After the dissolution of the Yugoslav multinational federal and after the end of armed conflict, newly independent and politically fragmented Bosnia-Herzegovina began the process of building remaking of citizenship regime. In the process of nation-building and re-making of citizenship, many people who did not belong to core ethnic groups were excluded from membership and participation, which caused widespread exclusion and deterioration in civic rights and in human rights. Moreover, in a broader context, many people “suffered immediate degradation in their civic status once Yugoslavia began to disappear.” Due to the dissolution of the Yugoslav state, individuals who did not reside in republics of “their” nation, became aliens “in the place where they had long resided, or simply stateless.” The issue of statelessness particularly caused issues and widespread human rights abuses. Vulnerable groups such as refugees, internally displaced persons, and the Roma, all became stateless. 

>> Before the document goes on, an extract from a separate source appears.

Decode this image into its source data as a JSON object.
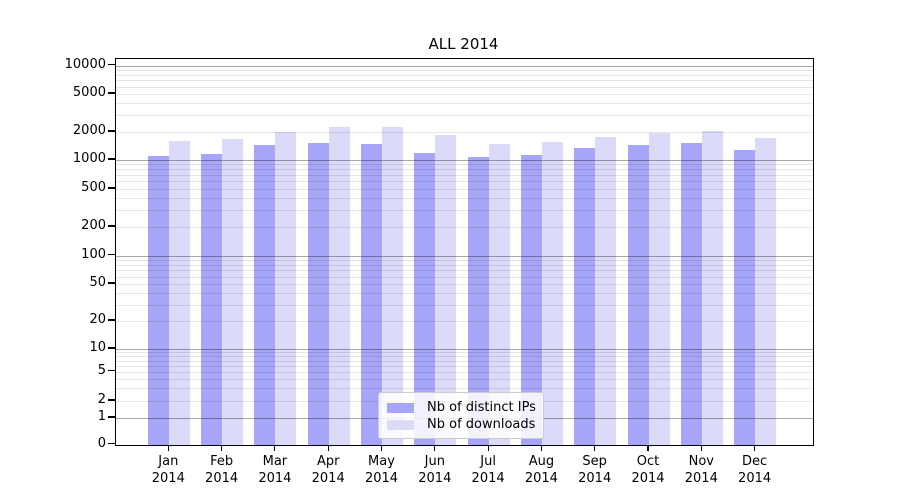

Unlike many new nation-states, most post-Yugoslav states all applied legal continuity model whereby “all previous citizens of the former socialist republics would be automatically rendered citizens of the new states.” However, other elements were also included as part of new citizenship regimes. In the case of Bosnia-Herzegovina, ethnic preferences were introduced for extension and acquisition of citizenship status. What was once a community of equal citizens under the law became groups of individuals differentiated by status based on ethnic grounds. This also determines their level of inclusion, exclusion, and extension of citizenship. There were individuals who were invited to acquire citizenship based on their ethnic identity, thus having dual citizenship. Bosnia-Herzegovina shares citizenship status with Croatia and Serbia. There were also individuals who were excluded based on having a different ethnic identity.

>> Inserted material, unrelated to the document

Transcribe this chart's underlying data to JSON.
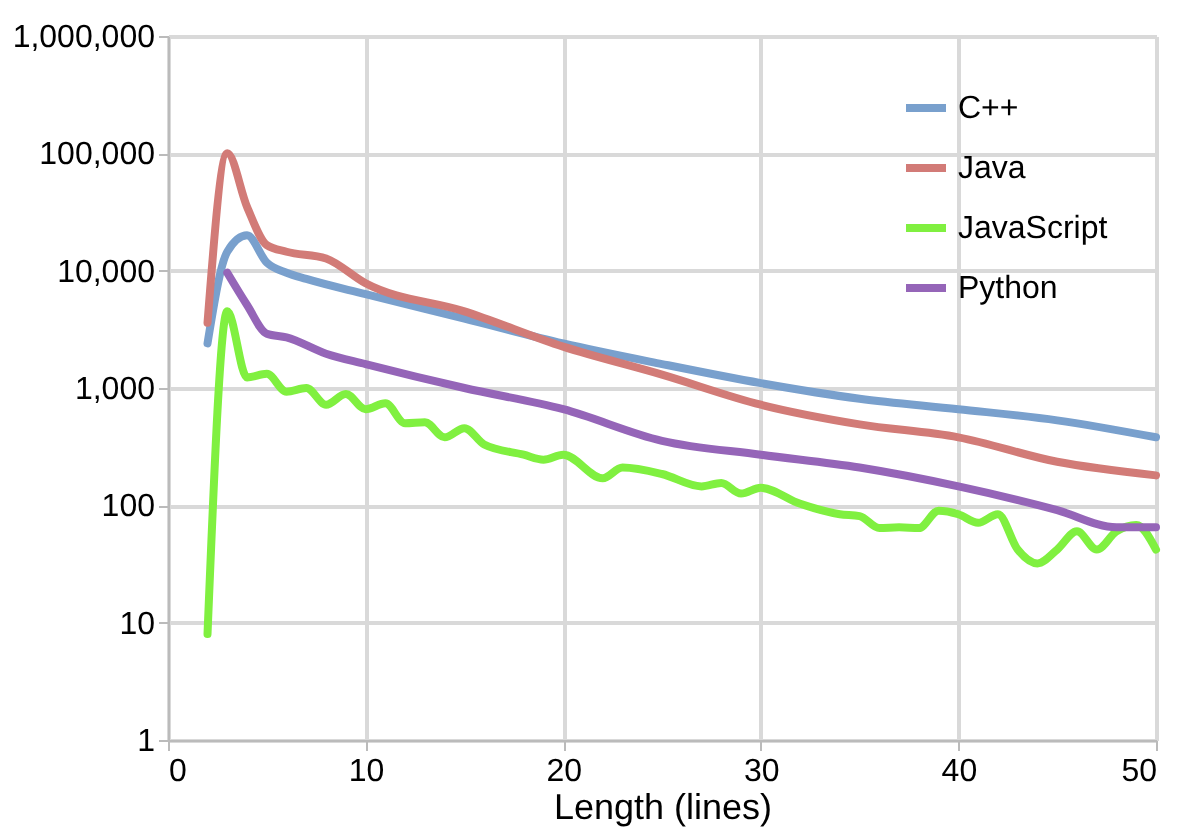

In Bosnia-Herzegovina in particular, there is a direct impact of external forced on civic status of individuals and citizenship laws via the medium of international intervention. The Constitution established three constituent peoples who enjoy greater rights solely on the basis of their ethnic identity. This translates into electoral processes and allocation of political posts in state institutions. As Štiks when ethnic engineering moves to a wider range of political processes, it entails “excluding members of other groups as political competitors,” as well as “outright political exclusion” and in its extreme form “forcing people to leave their places of residence, expelling them or ethnically cleansing a territory where political competition and elections take place.” In Bosnia-Herzegovina, the politics of outright political exclusion of minority groups led to violations of the European Convention on Human Rights and Fundamental Freedoms (ECHR) which, based on the non-discrimination principle in the cases of Sejdić and Finci and others, criticised and sanctions the rigid ethnicization of Bosnian political space.

Conclusion

Modern-day conceptualisation of citizenship is undergoing rapid changes. Fuelled by new social movements, massive social and political uprisings, we are increasingly drawn to re-imagine what it means to be a citizen. There is an evident trend of imagining a more collective citizenship. European Union integration process brought a different supra-national conceptualisation of citizenship. 

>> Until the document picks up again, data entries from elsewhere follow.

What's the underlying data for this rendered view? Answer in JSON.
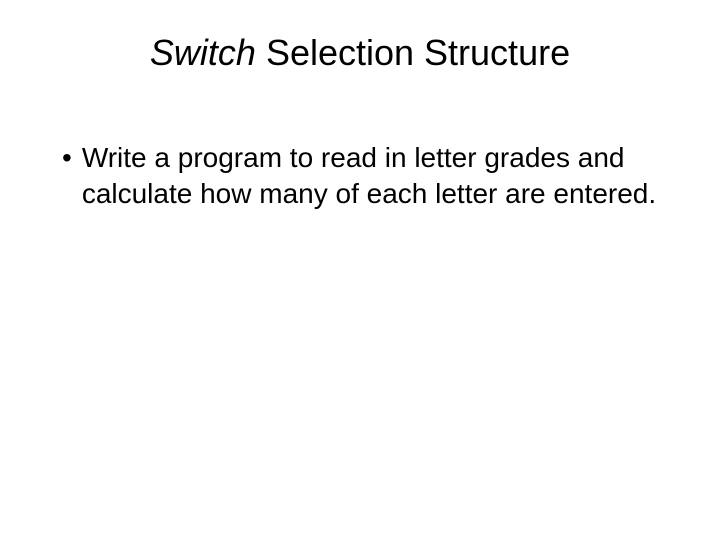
{
  "slide": {
    "title_italic": "Switch",
    "title_rest": " Selection Structure",
    "bullet_text": "Write a program to read in letter grades and calculate how many of each letter are entered.",
    "background_color": "#ffffff",
    "text_color": "#000000",
    "title_fontsize": 36,
    "body_fontsize": 28,
    "font_family": "Arial"
  }
}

Therefore, it is imperative that Bosnia-Herzegovina moves away from ethnic binaries and allows more space for a new conception of multicultural civic citizenship. While the world is increasingly drawn to postmodern post national conceptions of citizenship, it is time that Bosnia-Herzegovina escapes the limiting constrains of ethnic citizenship and creates a new citizenship regime derived from values of plurality and inclusion.